The first known publication of “Down to the Valley To Pray” was in 1867, under the title “The Good Old Way,” in the book Slave Songs of the United States, ed. William F. Allen, Lucy M. White, and Charles P. Ware. In 1872, the Fisk Jubilee Singers included a different version of the melody in their songbook, under the title “The Good Old Way. In the mid-twentieth century, Leadbelly sang it for a Library of Congress recording
The song has also been taken up by white country and bluegrass singers. Flatt and Scruggs played it now and then, and Doc Watson did a lovely recording. In 2000, Alison Kraus popularized the song under the title “Down in the River To Pray,” which was part of the soundtrack to the movie “O Brother, Where Art Thou.”

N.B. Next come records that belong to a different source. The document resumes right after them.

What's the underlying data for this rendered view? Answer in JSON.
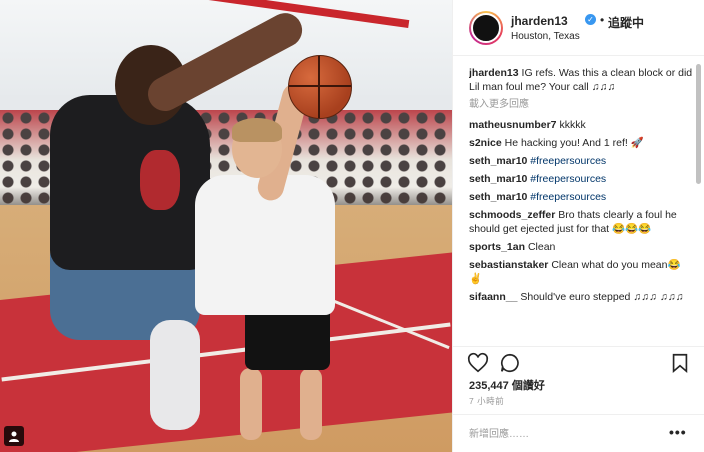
{
  "post": {
    "username": "jharden13",
    "follow_label": "追蹤中",
    "separator": "•",
    "location": "Houston, Texas",
    "verified_icon": "✓"
  },
  "caption": {
    "username": "jharden13",
    "text": "IG refs. Was this a clean block or did Lil man foul me? Your call ♫♫♫",
    "load_more": "載入更多回應"
  },
  "comments": [
    {
      "user": "matheusnumber7",
      "text": "kkkkk"
    },
    {
      "user": "s2nice",
      "text": "He hacking you! And 1 ref! 🚀"
    },
    {
      "user": "seth_mar10",
      "text": "#freepersources",
      "hashtag": true
    },
    {
      "user": "seth_mar10",
      "text": "#freepersources",
      "hashtag": true
    },
    {
      "user": "seth_mar10",
      "text": "#freepersources",
      "hashtag": true
    },
    {
      "user": "schmoods_zeffer",
      "text": "Bro thats clearly a foul he should get ejected just for that 😂😂😂"
    },
    {
      "user": "sports_1an",
      "text": "Clean"
    },
    {
      "user": "sebastianstaker",
      "text": "Clean what do you mean😂 ✌"
    },
    {
      "user": "sifaann__",
      "text": "Should've euro stepped ♫♫♫ ♫♫♫"
    }
  ],
  "stats": {
    "likes": "235,447 個讚好",
    "time": "7 小時前"
  },
  "comment_box": {
    "placeholder": "新增回應……",
    "more": "•••"
  },
  "colors": {
    "accent_blue": "#3897f0",
    "hashtag": "#003569",
    "muted": "#999999"
  }
}
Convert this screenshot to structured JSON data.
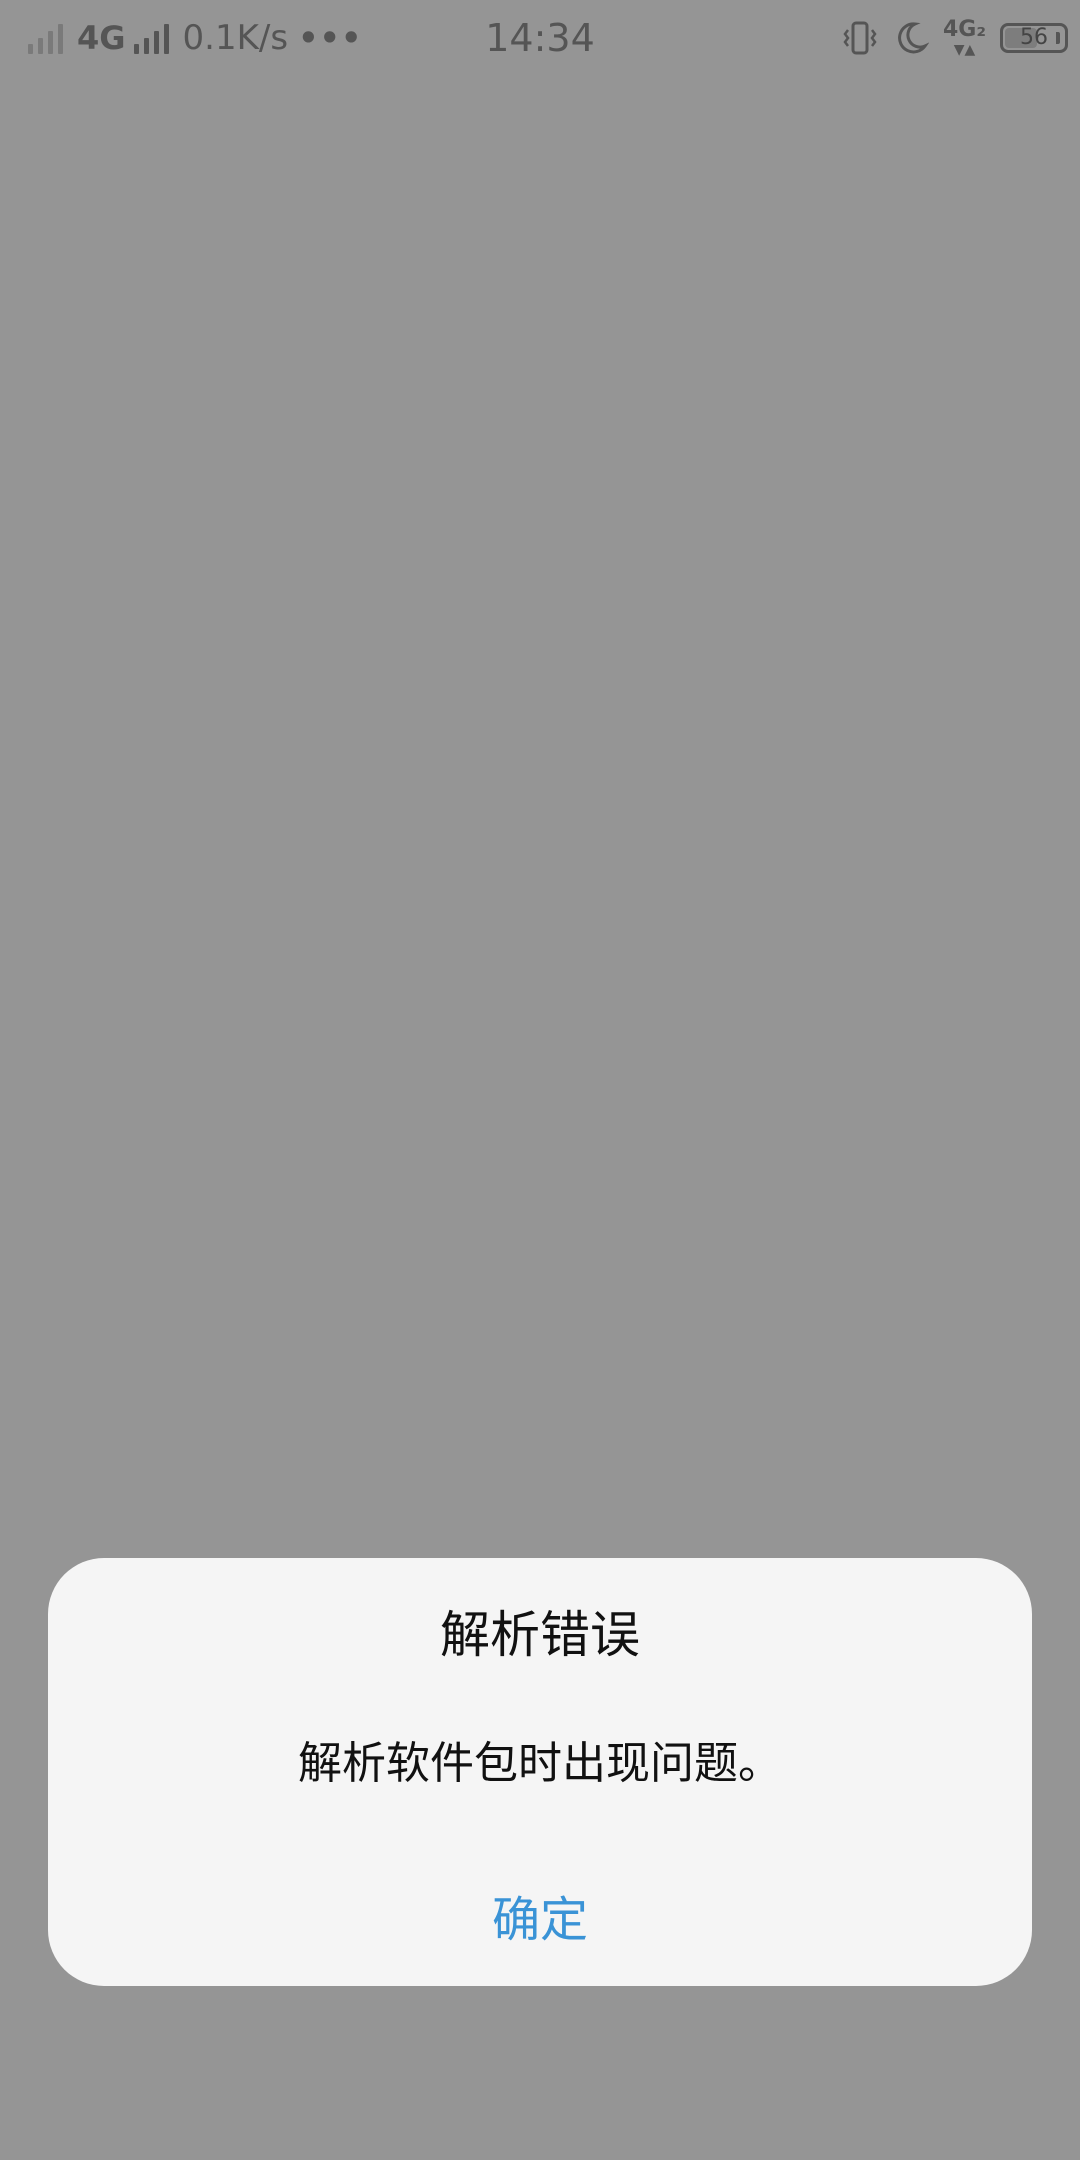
{
  "status_bar": {
    "network_label": "4G",
    "speed": "0.1K/s",
    "more": "•••",
    "time": "14:34",
    "secondary_network": "4G₂",
    "battery_level": "56",
    "battery_fraction": 0.56,
    "icons": [
      "signal-icon-1",
      "signal-icon-2",
      "vibrate-icon",
      "do-not-disturb-moon-icon",
      "data-arrows-icon",
      "battery-icon"
    ]
  },
  "dialog": {
    "title": "解析错误",
    "message": "解析软件包时出现问题。",
    "confirm_label": "确定"
  },
  "colors": {
    "overlay_background": "#959595",
    "dialog_background": "#f5f5f5",
    "accent": "#3a93d6",
    "status_text": "#555555"
  }
}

For this version, I went back to the words and melody recorded in 1867. The melody begins and ends on the dominant, not the tonic, and both white and black musicians have sometimes emphasized that musically ambiguous ending; the final chord for this arrangement is D5 (dominant), not G (tonic).
Performance notes: Because this song is so widely sung, you can safely sing it any way you want: blues, country, gospel, bluegrass, R & B, rock ‘n’ roll. Punk rock version, anyone? Or how about a hip hop version, with samples of Leadbelly’s classic rendition?